Daud Zoss' unusual multiplication routine

Programming the 6502 microprocessor and its relatives in assembly and other languages.
User avatar
BigEd
Posts: 11464
Joined: 11 Dec 2008
Location: England
Contact:

Daud Zoss' unusual multiplication routine

Post by BigEd »

This multiplication routine takes constant time, and uses no memory other than the stack. More detail here.
Quote:
Let me begin by saying that this is not the correct way to do multiplication on the 6502

Code: Select all

; unsigned multiply by Daud Zoss
; as seen at http://swissembly.wordpress.com/2012/12/15/8-bit-multiply-in-place-on-6502/
;
; parameters in X and Y
; result (low byte only) in X

um8:
 pha
 tya
 pha
 txa
 tsx
 ldy #$08
loop1:
 pha
 dex
 asl
 dey
 bne loop1
 lda $0109,x
 ldy #$08
loop2:
 asl
 bcs skip1
 pha
 lda #$00
 sta $0101,x 
 pla
skip1: 
 inx
 dey
 bne loop2
 ldx #$00
 ldy #$08
loop3:
 txa
 tsx
 clc
 adc $0101,x
 tax
 pla
 dey
 bne loop3
 pla
 tay
 pla
I've tested this on easy6502 and seems to work. I haven't got my head around it!

Cheers
Ed
Last edited by BigEd on Sun Dec 23, 2012 11:30 am, edited 1 time in total.
User avatar
Arlet
Posts: 2353
Joined: 16 Nov 2010
Location: Gouda, The Netherlands
Contact:

Re: Daud Zoss' unusual multiplication routine

Post by Arlet »

It's made from 3 loops. The first loop writes 8 values to the stack: x, 2*x, 4*x, 8*x, ... 128*x. The second loop checks 'y' for bits that are cleared. For each cleared bit, it zeroes out the corresponding 2^n*x value in the table. In the 3rd loop, the 8 values in the table are summed.
User avatar
BigEd
Posts: 11464
Joined: 11 Dec 2008
Location: England
Contact:

Re: Daud Zoss' unusual multiplication routine

Post by BigEd »

Thanks for the explanation!
Klaus2m5
Posts: 442
Joined: 28 Jul 2012
Location: Wiesbaden, Germany

Re: Daud Zoss' unusual multiplication routine

Post by Klaus2m5 »

Inspired by above code.
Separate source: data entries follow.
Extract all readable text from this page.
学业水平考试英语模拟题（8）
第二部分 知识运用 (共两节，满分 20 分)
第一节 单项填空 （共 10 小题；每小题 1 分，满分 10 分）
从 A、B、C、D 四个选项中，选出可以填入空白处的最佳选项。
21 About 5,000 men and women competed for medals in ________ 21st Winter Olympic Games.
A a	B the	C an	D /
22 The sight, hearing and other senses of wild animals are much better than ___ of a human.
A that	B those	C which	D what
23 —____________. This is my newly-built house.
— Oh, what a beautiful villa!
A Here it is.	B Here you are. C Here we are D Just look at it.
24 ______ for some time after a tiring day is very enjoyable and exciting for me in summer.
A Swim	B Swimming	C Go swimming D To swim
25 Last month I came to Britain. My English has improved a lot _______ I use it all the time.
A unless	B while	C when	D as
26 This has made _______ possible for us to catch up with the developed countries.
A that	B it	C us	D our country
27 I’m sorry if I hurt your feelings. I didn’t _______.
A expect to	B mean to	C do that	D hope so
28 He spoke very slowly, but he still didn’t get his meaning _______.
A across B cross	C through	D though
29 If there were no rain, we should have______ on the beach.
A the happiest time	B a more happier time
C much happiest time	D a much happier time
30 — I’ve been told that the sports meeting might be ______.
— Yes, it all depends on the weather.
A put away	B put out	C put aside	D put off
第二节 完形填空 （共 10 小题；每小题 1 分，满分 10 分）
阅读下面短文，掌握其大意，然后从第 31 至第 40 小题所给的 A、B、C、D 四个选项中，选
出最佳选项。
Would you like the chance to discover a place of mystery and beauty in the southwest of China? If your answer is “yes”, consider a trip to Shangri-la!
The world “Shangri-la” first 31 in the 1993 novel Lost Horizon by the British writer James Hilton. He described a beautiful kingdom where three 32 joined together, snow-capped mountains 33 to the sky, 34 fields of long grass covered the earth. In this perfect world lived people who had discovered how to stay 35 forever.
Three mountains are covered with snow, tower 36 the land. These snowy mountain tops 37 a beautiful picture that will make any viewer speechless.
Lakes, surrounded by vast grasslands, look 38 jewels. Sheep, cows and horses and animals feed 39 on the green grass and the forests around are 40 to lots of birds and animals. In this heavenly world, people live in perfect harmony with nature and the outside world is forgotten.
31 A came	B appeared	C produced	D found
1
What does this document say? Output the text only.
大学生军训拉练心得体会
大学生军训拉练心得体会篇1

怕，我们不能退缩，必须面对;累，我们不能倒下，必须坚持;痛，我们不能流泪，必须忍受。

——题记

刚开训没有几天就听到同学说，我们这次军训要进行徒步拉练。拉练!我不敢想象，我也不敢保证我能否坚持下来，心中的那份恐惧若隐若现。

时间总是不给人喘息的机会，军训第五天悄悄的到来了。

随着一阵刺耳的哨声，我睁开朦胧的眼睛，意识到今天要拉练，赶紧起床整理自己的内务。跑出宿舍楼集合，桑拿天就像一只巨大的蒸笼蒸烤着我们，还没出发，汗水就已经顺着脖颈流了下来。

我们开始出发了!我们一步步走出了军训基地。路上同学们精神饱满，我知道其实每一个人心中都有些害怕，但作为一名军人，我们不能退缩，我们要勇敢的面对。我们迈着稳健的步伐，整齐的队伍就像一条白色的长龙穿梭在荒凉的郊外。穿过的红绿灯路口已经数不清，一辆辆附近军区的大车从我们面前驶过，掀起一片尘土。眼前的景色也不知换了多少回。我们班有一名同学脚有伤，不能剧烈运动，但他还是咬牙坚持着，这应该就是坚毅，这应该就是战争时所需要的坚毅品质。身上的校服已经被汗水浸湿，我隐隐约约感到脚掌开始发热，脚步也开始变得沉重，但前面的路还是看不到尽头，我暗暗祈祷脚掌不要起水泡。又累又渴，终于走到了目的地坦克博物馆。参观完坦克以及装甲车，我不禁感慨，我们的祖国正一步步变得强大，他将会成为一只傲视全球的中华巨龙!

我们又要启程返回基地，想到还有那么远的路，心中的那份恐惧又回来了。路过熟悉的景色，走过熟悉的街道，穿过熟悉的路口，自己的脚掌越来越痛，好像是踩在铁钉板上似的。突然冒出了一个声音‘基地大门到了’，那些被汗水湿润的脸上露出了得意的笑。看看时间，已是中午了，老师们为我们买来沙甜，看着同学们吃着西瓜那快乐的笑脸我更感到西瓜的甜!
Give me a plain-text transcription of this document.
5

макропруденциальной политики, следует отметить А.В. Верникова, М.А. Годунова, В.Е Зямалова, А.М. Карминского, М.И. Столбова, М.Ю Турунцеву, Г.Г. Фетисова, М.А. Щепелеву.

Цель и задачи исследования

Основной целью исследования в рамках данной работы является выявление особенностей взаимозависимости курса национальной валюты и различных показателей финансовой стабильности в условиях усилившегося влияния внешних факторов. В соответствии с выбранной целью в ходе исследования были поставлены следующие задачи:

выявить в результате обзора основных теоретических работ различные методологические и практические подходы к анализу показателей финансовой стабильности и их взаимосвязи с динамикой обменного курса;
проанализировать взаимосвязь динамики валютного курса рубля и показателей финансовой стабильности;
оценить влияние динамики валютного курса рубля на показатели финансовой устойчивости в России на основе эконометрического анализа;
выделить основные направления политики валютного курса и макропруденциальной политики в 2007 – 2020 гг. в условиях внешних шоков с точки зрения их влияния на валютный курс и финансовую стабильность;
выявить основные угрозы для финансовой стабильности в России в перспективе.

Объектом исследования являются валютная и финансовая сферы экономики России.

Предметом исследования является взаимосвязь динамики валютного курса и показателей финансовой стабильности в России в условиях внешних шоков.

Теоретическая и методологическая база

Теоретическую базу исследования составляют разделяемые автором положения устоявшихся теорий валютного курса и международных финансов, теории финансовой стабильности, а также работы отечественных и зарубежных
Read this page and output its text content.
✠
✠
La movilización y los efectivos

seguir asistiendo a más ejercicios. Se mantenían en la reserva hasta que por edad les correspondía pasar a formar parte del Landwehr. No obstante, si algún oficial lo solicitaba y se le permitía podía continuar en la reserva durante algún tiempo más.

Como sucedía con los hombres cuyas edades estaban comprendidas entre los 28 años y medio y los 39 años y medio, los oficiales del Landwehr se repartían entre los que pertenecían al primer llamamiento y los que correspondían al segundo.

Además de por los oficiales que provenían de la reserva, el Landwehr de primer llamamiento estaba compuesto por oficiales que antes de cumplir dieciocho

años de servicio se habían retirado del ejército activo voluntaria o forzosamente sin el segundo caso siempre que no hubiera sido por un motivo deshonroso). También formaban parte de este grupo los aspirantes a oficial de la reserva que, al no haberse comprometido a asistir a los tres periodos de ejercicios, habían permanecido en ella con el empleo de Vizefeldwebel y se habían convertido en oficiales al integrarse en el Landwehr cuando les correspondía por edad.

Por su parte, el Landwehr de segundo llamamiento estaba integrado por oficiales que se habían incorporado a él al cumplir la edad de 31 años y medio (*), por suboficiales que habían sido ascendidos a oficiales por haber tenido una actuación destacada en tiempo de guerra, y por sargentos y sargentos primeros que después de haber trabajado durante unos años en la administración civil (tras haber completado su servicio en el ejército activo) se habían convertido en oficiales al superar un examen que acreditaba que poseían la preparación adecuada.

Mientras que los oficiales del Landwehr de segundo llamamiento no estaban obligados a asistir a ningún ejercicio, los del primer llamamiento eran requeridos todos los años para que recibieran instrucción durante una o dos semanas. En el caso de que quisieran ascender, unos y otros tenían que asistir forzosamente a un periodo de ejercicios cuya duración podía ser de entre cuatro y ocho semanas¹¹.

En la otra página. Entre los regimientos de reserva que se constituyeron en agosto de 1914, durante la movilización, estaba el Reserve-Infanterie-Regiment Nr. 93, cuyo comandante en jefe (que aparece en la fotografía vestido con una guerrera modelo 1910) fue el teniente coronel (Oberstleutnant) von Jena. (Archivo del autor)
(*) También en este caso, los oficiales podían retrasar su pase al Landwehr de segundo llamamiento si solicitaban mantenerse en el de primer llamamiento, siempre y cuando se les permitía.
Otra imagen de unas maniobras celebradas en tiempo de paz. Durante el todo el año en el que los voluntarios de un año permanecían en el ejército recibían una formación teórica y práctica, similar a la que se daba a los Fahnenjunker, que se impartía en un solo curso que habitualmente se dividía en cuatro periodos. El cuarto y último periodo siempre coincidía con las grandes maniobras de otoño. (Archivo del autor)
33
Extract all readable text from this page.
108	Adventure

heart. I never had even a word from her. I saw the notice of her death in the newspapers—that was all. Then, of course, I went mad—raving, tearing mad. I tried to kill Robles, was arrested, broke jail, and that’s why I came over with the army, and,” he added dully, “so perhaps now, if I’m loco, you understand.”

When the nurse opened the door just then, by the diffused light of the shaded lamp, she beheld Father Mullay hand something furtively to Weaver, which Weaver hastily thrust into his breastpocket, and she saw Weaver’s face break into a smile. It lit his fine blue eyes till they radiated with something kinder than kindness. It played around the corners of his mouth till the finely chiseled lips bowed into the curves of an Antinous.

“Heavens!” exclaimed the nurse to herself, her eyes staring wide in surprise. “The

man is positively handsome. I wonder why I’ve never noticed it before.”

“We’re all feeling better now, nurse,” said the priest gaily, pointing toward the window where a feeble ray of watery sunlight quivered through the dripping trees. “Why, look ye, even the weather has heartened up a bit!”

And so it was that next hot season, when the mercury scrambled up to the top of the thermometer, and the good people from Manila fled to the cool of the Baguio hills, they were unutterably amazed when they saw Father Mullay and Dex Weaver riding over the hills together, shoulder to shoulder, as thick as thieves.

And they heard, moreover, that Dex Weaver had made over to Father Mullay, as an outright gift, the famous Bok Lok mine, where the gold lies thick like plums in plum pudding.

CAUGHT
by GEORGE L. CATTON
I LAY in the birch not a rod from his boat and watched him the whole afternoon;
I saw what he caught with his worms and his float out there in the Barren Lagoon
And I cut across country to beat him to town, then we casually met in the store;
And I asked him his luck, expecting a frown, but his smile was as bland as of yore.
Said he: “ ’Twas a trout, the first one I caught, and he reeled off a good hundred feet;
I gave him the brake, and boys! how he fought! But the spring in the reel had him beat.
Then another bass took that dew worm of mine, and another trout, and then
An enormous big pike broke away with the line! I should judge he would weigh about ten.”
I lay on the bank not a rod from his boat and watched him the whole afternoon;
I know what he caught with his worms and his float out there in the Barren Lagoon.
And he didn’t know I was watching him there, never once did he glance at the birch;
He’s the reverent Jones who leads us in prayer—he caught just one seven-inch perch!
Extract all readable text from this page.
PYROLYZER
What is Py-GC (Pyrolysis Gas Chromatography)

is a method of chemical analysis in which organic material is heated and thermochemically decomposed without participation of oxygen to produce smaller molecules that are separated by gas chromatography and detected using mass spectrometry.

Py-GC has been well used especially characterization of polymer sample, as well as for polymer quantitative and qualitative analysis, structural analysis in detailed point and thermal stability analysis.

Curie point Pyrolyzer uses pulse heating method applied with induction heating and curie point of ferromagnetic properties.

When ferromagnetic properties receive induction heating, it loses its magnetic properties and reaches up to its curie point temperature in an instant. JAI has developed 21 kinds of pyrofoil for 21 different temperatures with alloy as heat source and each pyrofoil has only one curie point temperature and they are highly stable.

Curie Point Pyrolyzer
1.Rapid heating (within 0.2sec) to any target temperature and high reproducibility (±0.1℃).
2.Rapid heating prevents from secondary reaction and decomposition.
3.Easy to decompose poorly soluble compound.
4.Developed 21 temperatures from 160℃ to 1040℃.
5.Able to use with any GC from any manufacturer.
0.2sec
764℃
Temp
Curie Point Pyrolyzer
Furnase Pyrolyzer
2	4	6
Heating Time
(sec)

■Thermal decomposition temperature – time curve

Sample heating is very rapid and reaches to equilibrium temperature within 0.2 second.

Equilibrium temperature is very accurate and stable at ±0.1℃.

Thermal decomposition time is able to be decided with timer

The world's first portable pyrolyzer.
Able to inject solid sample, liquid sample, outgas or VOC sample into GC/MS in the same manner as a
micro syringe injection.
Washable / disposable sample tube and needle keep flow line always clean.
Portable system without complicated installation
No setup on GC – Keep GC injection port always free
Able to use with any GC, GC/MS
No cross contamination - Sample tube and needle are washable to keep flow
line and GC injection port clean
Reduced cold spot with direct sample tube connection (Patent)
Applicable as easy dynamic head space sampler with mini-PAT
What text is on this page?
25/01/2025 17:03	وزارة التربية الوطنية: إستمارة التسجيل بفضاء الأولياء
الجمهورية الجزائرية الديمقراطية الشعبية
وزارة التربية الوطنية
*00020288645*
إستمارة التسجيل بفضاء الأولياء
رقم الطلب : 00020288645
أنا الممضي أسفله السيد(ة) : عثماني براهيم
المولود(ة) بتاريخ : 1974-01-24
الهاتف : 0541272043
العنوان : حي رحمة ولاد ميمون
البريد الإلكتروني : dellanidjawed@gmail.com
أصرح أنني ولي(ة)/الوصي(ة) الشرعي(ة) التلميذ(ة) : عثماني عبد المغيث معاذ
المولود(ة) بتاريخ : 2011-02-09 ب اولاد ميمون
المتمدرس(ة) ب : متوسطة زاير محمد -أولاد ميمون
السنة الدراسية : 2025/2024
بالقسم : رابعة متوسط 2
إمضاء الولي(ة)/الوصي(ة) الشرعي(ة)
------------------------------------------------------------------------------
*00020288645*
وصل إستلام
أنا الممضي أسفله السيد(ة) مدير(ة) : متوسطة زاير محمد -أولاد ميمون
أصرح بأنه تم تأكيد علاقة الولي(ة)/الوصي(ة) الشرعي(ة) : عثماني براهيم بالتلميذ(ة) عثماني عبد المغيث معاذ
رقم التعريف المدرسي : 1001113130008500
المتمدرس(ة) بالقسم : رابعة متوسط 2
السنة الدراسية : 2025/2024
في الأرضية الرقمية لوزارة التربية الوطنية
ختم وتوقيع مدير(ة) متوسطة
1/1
Less code bytes, less stack usage, less cycles = less everything.

Code: Select all

; unsigned multiply using stack as operand storage - 6502.org style
;
; parameters in X and Y
; result (low byte only) in X

um8:    pha         ;save a, y is not altered

        tya         ;move operands to stack
        pha
        txa
        eor #$ff    ;invert carry of op1
        pha
        lda #0      ;init result
        tsx         ;get index to operands
loop:   lsr $101,x  ;test op1 2^0 to 2^7
        bcs skip
        adc $102,x  ;result =+ op2
skip:   asl $102,x  ;op2 =* 2
        bne loop    ;until nothing more to add
        tax         ;move result to x
        pla         ;discard operands
        pla
        
        pla         ;restore a
        rts
6502 sources on GitHub: https://github.com/Klaus2m5
User avatar
GARTHWILSON
Forum Moderator
Posts: 8775
Joined: 30 Aug 2002
Location: Southern California
Contact:

Re: Daud Zoss' unusual multiplication routine

Post by GARTHWILSON »

Am I missing something, or could you omit the EOR #$FF and change the BCS to BCC like the following? (I like to apply the structure macros to make it a little more clear :)

Code: Select all

; unsigned multiply using stack as operand storage - 6502.org style
;
; parameters in X and Y
; result (low byte only) in X

um8:  PHA                  ; Save A.  Y is not altered.  A is saved
                           ; only in case the calling routine needed it.
      PHY                  ; Move operands to stack.
      PHX                  ; Now SP+2 has one multiplicand and SP+1 has the other.
      LDA  #0              ; Init result.
      TSX                  ; Get index to operands.
      BEGIN
          LSR  $101,X      ; Test op1 2^0 to 2^7.
          IF_CARRY_SET
              ADC  $102,X  ; Result =+ op2
          END_IF
          ASL  $102,X      ; op2 =* 2
      UNTIL_ZERO           ; until nothing more to add.
      TAX                  ; Move result to X.
      PLA                  ; Discard operands.
      PLA

      PLA                  ; Restore A.
      RTS
 ;----------------
Actually this is a pretty standard way to do multiplication, except maybe the part about putting the inputs on the hardware stack.
http://WilsonMinesCo.com/ lots of 6502 resources
The "second front page" is http://wilsonminesco.com/links.html .
What's an additional VIA among friends, anyhow?
User avatar
GARTHWILSON
Forum Moderator
Posts: 8775
Joined: 30 Aug 2002
Location: Southern California
Contact:

Re: Daud Zoss' unusual multiplication routine

Post by GARTHWILSON »

BigEd wrote:
This multiplication routine takes constant time, and uses no memory other than the stack. More detail here.
Quote:
Let me begin by saying that this is not the correct way to do multiplication on the 6502
It is definitely a very curious way to do it!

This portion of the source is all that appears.